The History of Labor Strikes

Monday, December 04, 2006

Violence of Labor Strikes

When workers at the Chevrolet Motor company started a riot, national gurad troops were forced to intervene. The riot was the result of strikers fighting with workers of the company. The strikers were trying to prevent the workers (who was doing their job) from going to work. The new workers were armed with clubs and used them on the strikers.


Sit-in (as shown in the picture on the right) was a strategy used by strikers. This was affective because it was a peaceful way to strike, while still stopping the productivity of a company.

The cartoon to the right shows that when factory workers went to work, they lost a lot of their rights. One reason for workers to strike was because of the bad working conditions.


Most citizens of the United States are protected by labor laws, which protect them from unregulated industry. Over the course of history many workers have fought and died for the protection of industry.
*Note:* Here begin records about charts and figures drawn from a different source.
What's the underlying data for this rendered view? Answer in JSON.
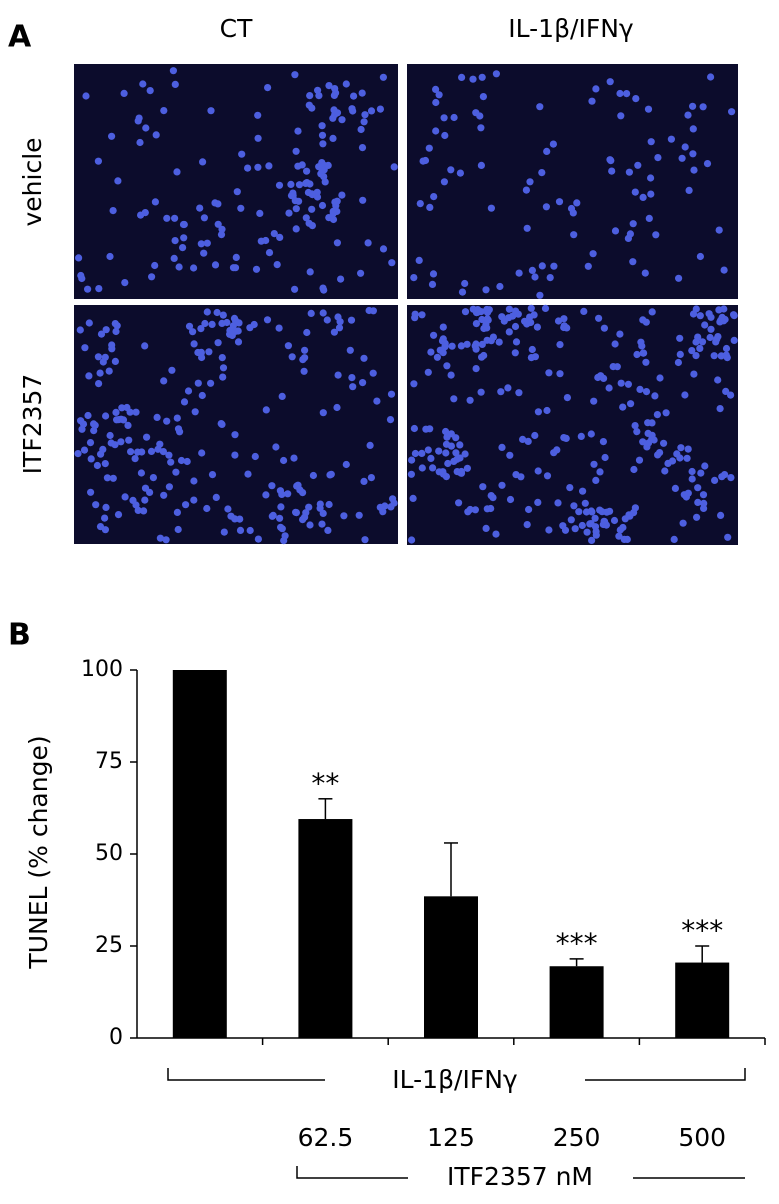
{
  "panel_a": {
    "label": "A",
    "columns": [
      "CT",
      "IL-1β/IFNγ"
    ],
    "rows": [
      "vehicle",
      "ITF2357"
    ]
  },
  "chart_data": {
    "type": "bar",
    "panel_label": "B",
    "y_label": "TUNEL (% change)",
    "categories": [
      null,
      "62.5",
      "125",
      "250",
      "500"
    ],
    "values": [
      100,
      59.5,
      38.5,
      19.5,
      20.5
    ],
    "errors": [
      null,
      5.5,
      14.5,
      2,
      4.5
    ],
    "annotations": [
      null,
      "**",
      null,
      "***",
      "***"
    ],
    "group_label": "IL-1β/IFNγ",
    "dose_label": "ITF2357 nM",
    "color": "#000000",
    "ylim": [
      0,
      100
    ],
    "yticks": [
      0,
      25,
      50,
      75,
      100
    ]
  }
}
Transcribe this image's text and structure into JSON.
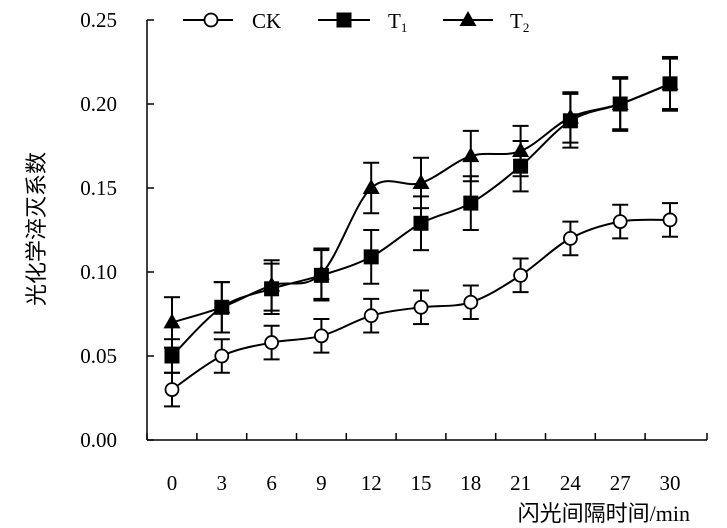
{
  "chart_data": {
    "type": "line",
    "title": "",
    "xlabel": "闪光间隔时间/min",
    "ylabel": "光化学淬灭系数",
    "x": [
      0,
      3,
      6,
      9,
      12,
      15,
      18,
      21,
      24,
      27,
      30
    ],
    "x_tick_labels": [
      "0",
      "3",
      "6",
      "9",
      "12",
      "15",
      "18",
      "21",
      "24",
      "27",
      "30"
    ],
    "y_tick_labels": [
      "0.00",
      "0.05",
      "0.10",
      "0.15",
      "0.20",
      "0.25"
    ],
    "ylim": [
      0,
      0.25
    ],
    "grid": false,
    "legend_position": "top-left",
    "series": [
      {
        "name": "CK",
        "label_main": "CK",
        "label_sub": "",
        "marker": "open-circle",
        "values": [
          0.03,
          0.05,
          0.058,
          0.062,
          0.074,
          0.079,
          0.082,
          0.098,
          0.12,
          0.13,
          0.131
        ],
        "errors": [
          0.01,
          0.01,
          0.01,
          0.01,
          0.01,
          0.01,
          0.01,
          0.01,
          0.01,
          0.01,
          0.01
        ]
      },
      {
        "name": "T1",
        "label_main": "T",
        "label_sub": "1",
        "marker": "filled-square",
        "values": [
          0.05,
          0.079,
          0.09,
          0.098,
          0.109,
          0.129,
          0.141,
          0.163,
          0.19,
          0.2,
          0.212
        ],
        "errors": [
          0.01,
          0.015,
          0.015,
          0.015,
          0.016,
          0.016,
          0.016,
          0.015,
          0.016,
          0.016,
          0.016
        ]
      },
      {
        "name": "T2",
        "label_main": "T",
        "label_sub": "2",
        "marker": "filled-triangle",
        "values": [
          0.07,
          0.079,
          0.092,
          0.099,
          0.15,
          0.153,
          0.169,
          0.172,
          0.192,
          0.2,
          0.212
        ],
        "errors": [
          0.015,
          0.015,
          0.015,
          0.015,
          0.015,
          0.015,
          0.015,
          0.015,
          0.015,
          0.015,
          0.015
        ]
      }
    ]
  }
}
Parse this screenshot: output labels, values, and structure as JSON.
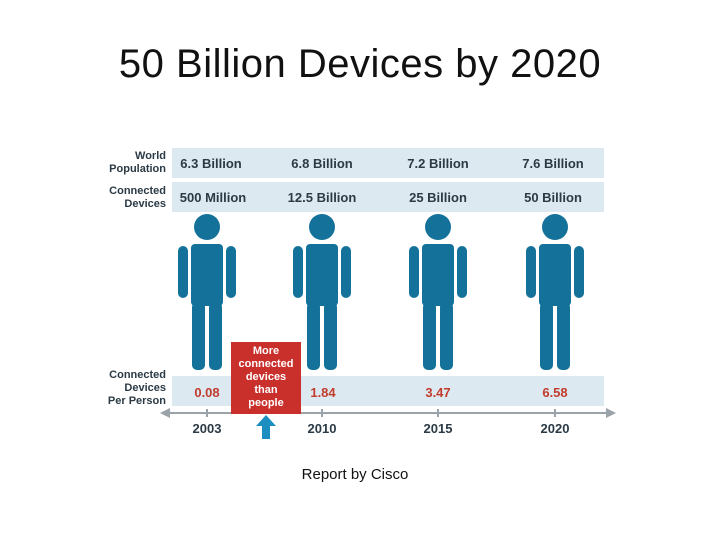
{
  "slide": {
    "title": "50 Billion Devices by 2020",
    "caption": "Report by Cisco"
  },
  "row_labels": {
    "world_population": [
      "World",
      "Population"
    ],
    "connected_devices": [
      "Connected",
      "Devices"
    ],
    "devices_per_person": [
      "Connected",
      "Devices",
      "Per Person"
    ]
  },
  "callout": {
    "lines": [
      "More",
      "connected",
      "devices",
      "than",
      "people"
    ]
  },
  "chart_data": {
    "type": "table",
    "years": [
      "2003",
      "2010",
      "2015",
      "2020"
    ],
    "world_population_labels": [
      "6.3 Billion",
      "6.8 Billion",
      "7.2 Billion",
      "7.6 Billion"
    ],
    "connected_devices_labels": [
      "500 Million",
      "12.5 Billion",
      "25 Billion",
      "50 Billion"
    ],
    "devices_per_person": [
      0.08,
      1.84,
      3.47,
      6.58
    ],
    "devices_per_person_labels": [
      "0.08",
      "1.84",
      "3.47",
      "6.58"
    ]
  },
  "colors": {
    "person": "#14729a",
    "band": "#dce9f1",
    "callout": "#c9302c",
    "per_person_text": "#c23b2c",
    "arrow": "#1a8fc0"
  },
  "icons": {
    "person": "person-icon",
    "arrow": "up-arrow-icon"
  }
}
Many government troops were hired to crush strikes and often were called out to firing the protesters.

Labor Unions

Most strikes are undertaken by labor unions during collective bargaining with an employer. According to News Media Guild, 98% of union contracts in the United States are settling each year without a strike. Workers decide to strike without the approval of a labor union, either because the union refuses to support such a tactic, or because the workers concerned are not unionized. Strikes are often described as unofficial strikes, without union authorization are also known as wildcat strikes.

Political Aspect

A strike is a work stoppage caused by the refusal of employees to perform work. Strikes first became important during the industrial revolution, when labor became important in factories and mines. Strikes were quickly made illegal in most countries, as factory owners had much more political power than workers. Most western countries partially legalized striking in the late 19th and 20th centuries.
Strikes were used to put pressure on governments to change politics.
Examples: The Gdansk shipyard strike led by Lech Walesa. This strike was significant in the struggle for political change in Poland, and was an important mobilized effort that contributed to the fall of governments in communist East Europe.

Friday, December 01, 2006


Hi we're "AK," we have the same initials. On this blog page we will be discussing the causes of labor strikes, and how they effect both the employees and employers.